New Biplane Design Seeks Supersonic Speeds

** Conceptual drawing of a supersonic biplane
based on an original drawing courtesy of
Obayashi laboratory, Tohoku University**
Christine Daniloff/MIT News

The supersonic aircraft of the future could look quite different from that of designs past, if the recent findings of one MIT researcher and his colleagues hold true.

Assistant professor of aeronautics and astronautics Qiqi Wang has developed a supersonic biplane design that he says could reduce drag and consequently fuel consumption and sonic boom, providing the potential for a new breed of aircraft to carry on the dream of supersonic travel where Concorde left off.

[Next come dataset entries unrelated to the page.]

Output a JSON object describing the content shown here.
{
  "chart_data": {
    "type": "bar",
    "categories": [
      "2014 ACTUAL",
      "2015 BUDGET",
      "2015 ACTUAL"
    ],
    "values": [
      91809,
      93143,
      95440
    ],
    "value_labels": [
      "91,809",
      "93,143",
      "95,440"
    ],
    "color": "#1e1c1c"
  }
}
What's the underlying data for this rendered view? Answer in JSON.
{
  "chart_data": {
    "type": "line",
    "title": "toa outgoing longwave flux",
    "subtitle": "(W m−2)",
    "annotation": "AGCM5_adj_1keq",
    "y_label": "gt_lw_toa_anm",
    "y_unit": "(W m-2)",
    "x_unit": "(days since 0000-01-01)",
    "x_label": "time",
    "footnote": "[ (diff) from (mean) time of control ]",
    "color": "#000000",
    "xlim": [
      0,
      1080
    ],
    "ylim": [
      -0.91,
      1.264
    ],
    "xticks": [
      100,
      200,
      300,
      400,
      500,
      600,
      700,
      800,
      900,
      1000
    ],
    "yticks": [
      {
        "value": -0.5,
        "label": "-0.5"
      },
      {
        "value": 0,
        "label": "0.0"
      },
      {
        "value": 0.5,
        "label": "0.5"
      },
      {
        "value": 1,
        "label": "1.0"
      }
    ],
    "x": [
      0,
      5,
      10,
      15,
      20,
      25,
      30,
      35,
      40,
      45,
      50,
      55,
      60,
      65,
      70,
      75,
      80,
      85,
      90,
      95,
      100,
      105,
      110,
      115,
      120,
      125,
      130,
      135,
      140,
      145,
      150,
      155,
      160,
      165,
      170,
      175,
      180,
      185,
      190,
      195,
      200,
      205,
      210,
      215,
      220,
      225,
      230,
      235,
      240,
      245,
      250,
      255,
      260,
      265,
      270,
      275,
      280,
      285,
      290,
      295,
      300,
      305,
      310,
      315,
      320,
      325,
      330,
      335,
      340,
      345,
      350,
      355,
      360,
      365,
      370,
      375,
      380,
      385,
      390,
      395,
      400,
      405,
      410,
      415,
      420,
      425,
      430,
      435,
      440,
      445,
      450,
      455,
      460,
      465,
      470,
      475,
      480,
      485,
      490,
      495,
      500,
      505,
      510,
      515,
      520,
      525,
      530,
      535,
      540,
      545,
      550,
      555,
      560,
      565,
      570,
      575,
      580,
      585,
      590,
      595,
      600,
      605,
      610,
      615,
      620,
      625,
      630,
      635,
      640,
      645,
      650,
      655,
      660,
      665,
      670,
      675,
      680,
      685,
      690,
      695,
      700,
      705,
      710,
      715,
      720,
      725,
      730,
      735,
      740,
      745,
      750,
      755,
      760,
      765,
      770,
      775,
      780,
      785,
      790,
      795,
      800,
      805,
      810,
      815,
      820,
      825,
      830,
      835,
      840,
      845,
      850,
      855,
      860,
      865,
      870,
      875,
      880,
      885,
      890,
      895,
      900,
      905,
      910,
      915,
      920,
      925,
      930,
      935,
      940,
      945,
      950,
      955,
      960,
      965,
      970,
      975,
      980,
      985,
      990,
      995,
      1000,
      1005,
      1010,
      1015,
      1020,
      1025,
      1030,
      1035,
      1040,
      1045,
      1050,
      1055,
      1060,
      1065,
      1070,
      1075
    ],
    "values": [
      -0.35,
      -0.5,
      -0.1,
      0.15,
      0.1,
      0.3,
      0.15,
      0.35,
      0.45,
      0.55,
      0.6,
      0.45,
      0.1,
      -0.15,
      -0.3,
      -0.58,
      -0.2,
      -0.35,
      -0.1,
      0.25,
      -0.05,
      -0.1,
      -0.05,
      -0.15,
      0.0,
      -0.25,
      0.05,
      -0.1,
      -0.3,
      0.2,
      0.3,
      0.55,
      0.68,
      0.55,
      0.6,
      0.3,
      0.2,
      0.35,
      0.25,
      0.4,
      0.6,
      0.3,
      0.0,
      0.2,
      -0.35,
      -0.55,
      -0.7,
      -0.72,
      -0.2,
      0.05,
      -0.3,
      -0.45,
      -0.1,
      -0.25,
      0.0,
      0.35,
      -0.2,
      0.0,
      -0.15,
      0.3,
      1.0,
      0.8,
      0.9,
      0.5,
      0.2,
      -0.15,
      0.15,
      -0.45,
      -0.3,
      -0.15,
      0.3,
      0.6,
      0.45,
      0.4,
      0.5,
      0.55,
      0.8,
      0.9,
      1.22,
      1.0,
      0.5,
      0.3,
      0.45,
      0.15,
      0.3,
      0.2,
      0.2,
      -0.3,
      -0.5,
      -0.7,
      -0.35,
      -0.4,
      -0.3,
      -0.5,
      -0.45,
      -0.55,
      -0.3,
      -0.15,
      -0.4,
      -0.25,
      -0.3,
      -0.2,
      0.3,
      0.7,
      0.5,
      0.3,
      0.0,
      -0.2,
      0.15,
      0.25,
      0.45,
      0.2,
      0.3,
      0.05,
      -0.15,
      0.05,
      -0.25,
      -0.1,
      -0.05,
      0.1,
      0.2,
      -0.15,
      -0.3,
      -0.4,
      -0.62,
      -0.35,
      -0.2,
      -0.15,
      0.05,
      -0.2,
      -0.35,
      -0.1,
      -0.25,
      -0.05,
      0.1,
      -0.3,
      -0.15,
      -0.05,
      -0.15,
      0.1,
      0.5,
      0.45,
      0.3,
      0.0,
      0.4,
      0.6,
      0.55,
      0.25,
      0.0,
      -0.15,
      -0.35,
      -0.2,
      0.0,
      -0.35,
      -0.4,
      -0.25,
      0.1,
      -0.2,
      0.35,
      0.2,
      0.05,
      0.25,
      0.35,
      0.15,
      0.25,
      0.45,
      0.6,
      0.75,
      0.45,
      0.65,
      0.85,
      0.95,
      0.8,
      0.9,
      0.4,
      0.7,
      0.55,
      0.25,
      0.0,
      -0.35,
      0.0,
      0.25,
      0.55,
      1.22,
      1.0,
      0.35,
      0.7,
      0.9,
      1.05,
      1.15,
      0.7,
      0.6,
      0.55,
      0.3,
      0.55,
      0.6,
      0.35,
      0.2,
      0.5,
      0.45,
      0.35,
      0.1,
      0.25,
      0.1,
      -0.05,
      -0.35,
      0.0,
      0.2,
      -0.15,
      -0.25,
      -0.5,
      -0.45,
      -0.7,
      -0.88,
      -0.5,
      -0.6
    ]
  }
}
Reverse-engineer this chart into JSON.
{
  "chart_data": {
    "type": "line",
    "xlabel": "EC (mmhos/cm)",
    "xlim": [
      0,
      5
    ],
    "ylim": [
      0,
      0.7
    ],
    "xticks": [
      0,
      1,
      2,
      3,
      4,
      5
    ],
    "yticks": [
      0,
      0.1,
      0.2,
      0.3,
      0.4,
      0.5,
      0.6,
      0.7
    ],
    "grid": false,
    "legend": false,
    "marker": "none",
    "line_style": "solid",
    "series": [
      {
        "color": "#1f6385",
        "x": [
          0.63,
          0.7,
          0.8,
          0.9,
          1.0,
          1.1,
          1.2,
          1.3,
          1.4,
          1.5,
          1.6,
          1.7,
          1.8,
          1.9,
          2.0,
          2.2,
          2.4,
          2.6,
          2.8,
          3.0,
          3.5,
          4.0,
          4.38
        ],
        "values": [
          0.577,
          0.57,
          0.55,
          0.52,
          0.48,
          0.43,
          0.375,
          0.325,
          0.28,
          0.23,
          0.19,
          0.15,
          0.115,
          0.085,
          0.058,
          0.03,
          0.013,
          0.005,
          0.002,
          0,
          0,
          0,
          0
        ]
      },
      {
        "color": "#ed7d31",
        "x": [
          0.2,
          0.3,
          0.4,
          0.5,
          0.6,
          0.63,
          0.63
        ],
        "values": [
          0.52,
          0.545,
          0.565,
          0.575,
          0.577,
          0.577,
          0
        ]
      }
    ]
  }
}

According to Wang, this concept is not entirely new. German engineer Adolf Busemann is credited with coming up with a biplane design that essentially nullified shock waves at supersonic speeds, and the sonic boom they create, more than half a century ago. While in principle the design, featuring two wings approaching one another in dual triangular shapes, worked great at supersonic cruise speeds, it created an insurmountable amount of drag when approaching such speeds.

Wang and his team of MIT engineers, however, believe they’ve reached a breakthrough on that front. After testing Busemann’s design on a computer model and analyzing 700 different wing configurations at various speeds, the team identified the ideal supersonic biplane configuration, one that could, according to Wang, cut drag and fuel consumption of past aircraft like the Concorde in half.

The new wing relies on smooth inner surfaces to open up the rather narrow airflow channel that existed between the wings of Busemann’s design. It also bumps out the edges of both wings in ways that achieve optimal performance.

The findings of Wang’s team will be published in an upcoming issue of the Journal of Aircraft. The group will now move forward with designing a 3D model of the configuration and testing its performance amidst other variables.

And while Wang and his team are hard at work, he points out in MIT News that his group is not the only one trying to make headway using Busemann's design. Researchers in Japan are reportedly working on a similar supersonic design that features malleable wings.

Both groups, undoubtedly joined by Concorde nostalgists across the planet, hope their work will lead to a resurgence of supersonic travel, this time around in a less noisy, more fuel-efficient craft.